There is a fascinating article in the Financial Times about technology in Rwanda (yes, Rwanda!) being used in an attempt to jump the development gap.
“Zipline, a Silicon Valley start-up, has forged a partnership with the [Rwandan] health ministry; Gavi, the Vaccine Alliance; and the UPS Foundation, to deliver medical supplies to rural health centres” … it’s all “part of President Paul Kagame’s vision to use technology to help Rwanda — which has an annual per capita GDP of $675 — reach middle-income status within the next decade.“
There’s nothing wrong with the technology, as noted elsewhere, “Google, Amazon, DJI and scores of other companies are building their drone businesses in the U.S. and China. The heavyweights have leaned hard on American and Chinese regulators, because of course they want to operate in the world’s two biggest markets.” Starting in Rwanada makes good technical; sense … the civilian air traffic control problem is tiny; succeeding in Rwanda is more problematical because it is a poorly governed and corrupt place, but stranger things have happened.

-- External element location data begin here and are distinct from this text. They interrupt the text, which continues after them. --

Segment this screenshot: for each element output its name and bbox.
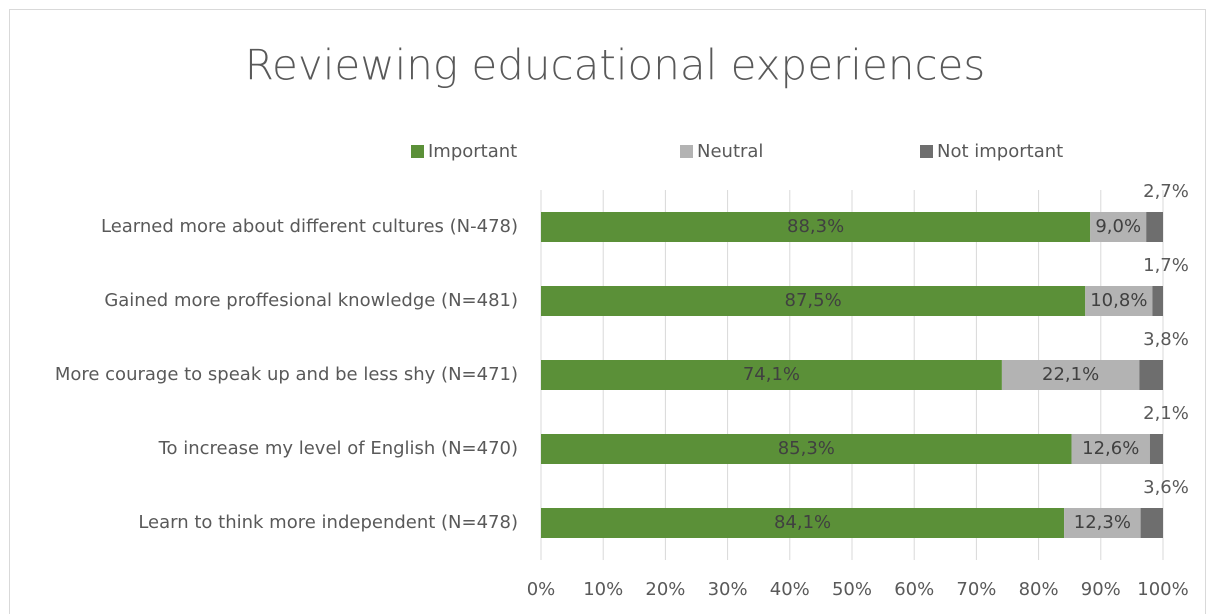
data-label: 9,0%: [1095, 216, 1141, 237]
x-tick-label: 70%: [956, 579, 996, 600]
bar-segment: [541, 508, 1065, 538]
bar-segment: [1071, 434, 1150, 464]
data-label: 2,1%: [1143, 403, 1189, 424]
bar-segment: [1149, 434, 1163, 464]
x-tick-label: 50%: [832, 579, 872, 600]
x-tick-label: 10%: [583, 579, 623, 600]
data-label: 74,1%: [743, 364, 800, 385]
data-label: 84,1%: [774, 512, 831, 533]
bar-segment: [541, 212, 1091, 242]
y-tick-label: Learn to think more independent (N=478): [138, 512, 518, 533]
x-tick-label: 20%: [645, 579, 685, 600]
bar-segment: [541, 360, 1002, 390]
chart-title: Reviewing educational experiences: [245, 41, 986, 90]
legend-swatch: [680, 145, 693, 158]
bar-segment: [1140, 508, 1163, 538]
y-tick-label: To increase my level of English (N=470): [158, 438, 518, 459]
y-tick-label: More courage to speak up and be less shy…: [55, 364, 518, 385]
x-tick-label: 60%: [894, 579, 934, 600]
bar-segment: [541, 286, 1086, 316]
x-tick-label: 90%: [1081, 579, 1121, 600]
data-label: 3,8%: [1143, 329, 1189, 350]
legend-label: Not important: [937, 141, 1063, 162]
legend-swatch: [920, 145, 933, 158]
bar-segment: [1064, 508, 1141, 538]
legend-label: Neutral: [697, 141, 763, 162]
bar-segment: [541, 434, 1072, 464]
y-tick-label: Gained more proffesional knowledge (N=48…: [104, 290, 518, 311]
bar-segment: [1146, 212, 1163, 242]
data-label: 10,8%: [1090, 290, 1147, 311]
y-tick-label: Learned more about different cultures (N…: [101, 216, 518, 237]
data-label: 2,7%: [1143, 181, 1189, 202]
bar-segment: [1001, 360, 1140, 390]
x-tick-label: 0%: [527, 579, 556, 600]
data-label: 12,3%: [1074, 512, 1131, 533]
data-label: 3,6%: [1143, 477, 1189, 498]
x-tick-label: 80%: [1019, 579, 1059, 600]
bar-segment: [1139, 360, 1163, 390]
x-tick-label: 30%: [708, 579, 748, 600]
bar-segment: [1085, 286, 1153, 316]
legend-label: Important: [428, 141, 517, 162]
data-label: 88,3%: [787, 216, 844, 237]
x-tick-label: 100%: [1137, 579, 1188, 600]
data-label: 22,1%: [1042, 364, 1099, 385]
data-label: 1,7%: [1143, 255, 1189, 276]
data-label: 12,6%: [1082, 438, 1139, 459]
bar-segment: [1090, 212, 1147, 242]
legend-swatch: [411, 145, 424, 158]
bar-segment: [1152, 286, 1163, 316]
x-tick-label: 40%: [770, 579, 810, 600]
data-label: 87,5%: [785, 290, 842, 311]
data-label: 85,3%: [778, 438, 835, 459]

The business of “jumping the development gap” was, probably, best illustrated by the use of modern wireless technology to move from the mail and letterbox level of communications to the 21st century without having to go through all the pain of laying copper and/or fibre cables. Microwave and satellite links and satellite distribution of TV signals and cell phones and WiFi solved all that …
… remotely operated vehicles, of various kinds, will help others ~ even Rwanda ~ to jump other development gaps.
Canadian industrial (and foreign) policy should be encouraging Canadian companies to develop and exploit new technologies in innovative ways in in less developed countries and in less developed regions of Canada, too. We have the technology, it can be adapted to suit the needs of others.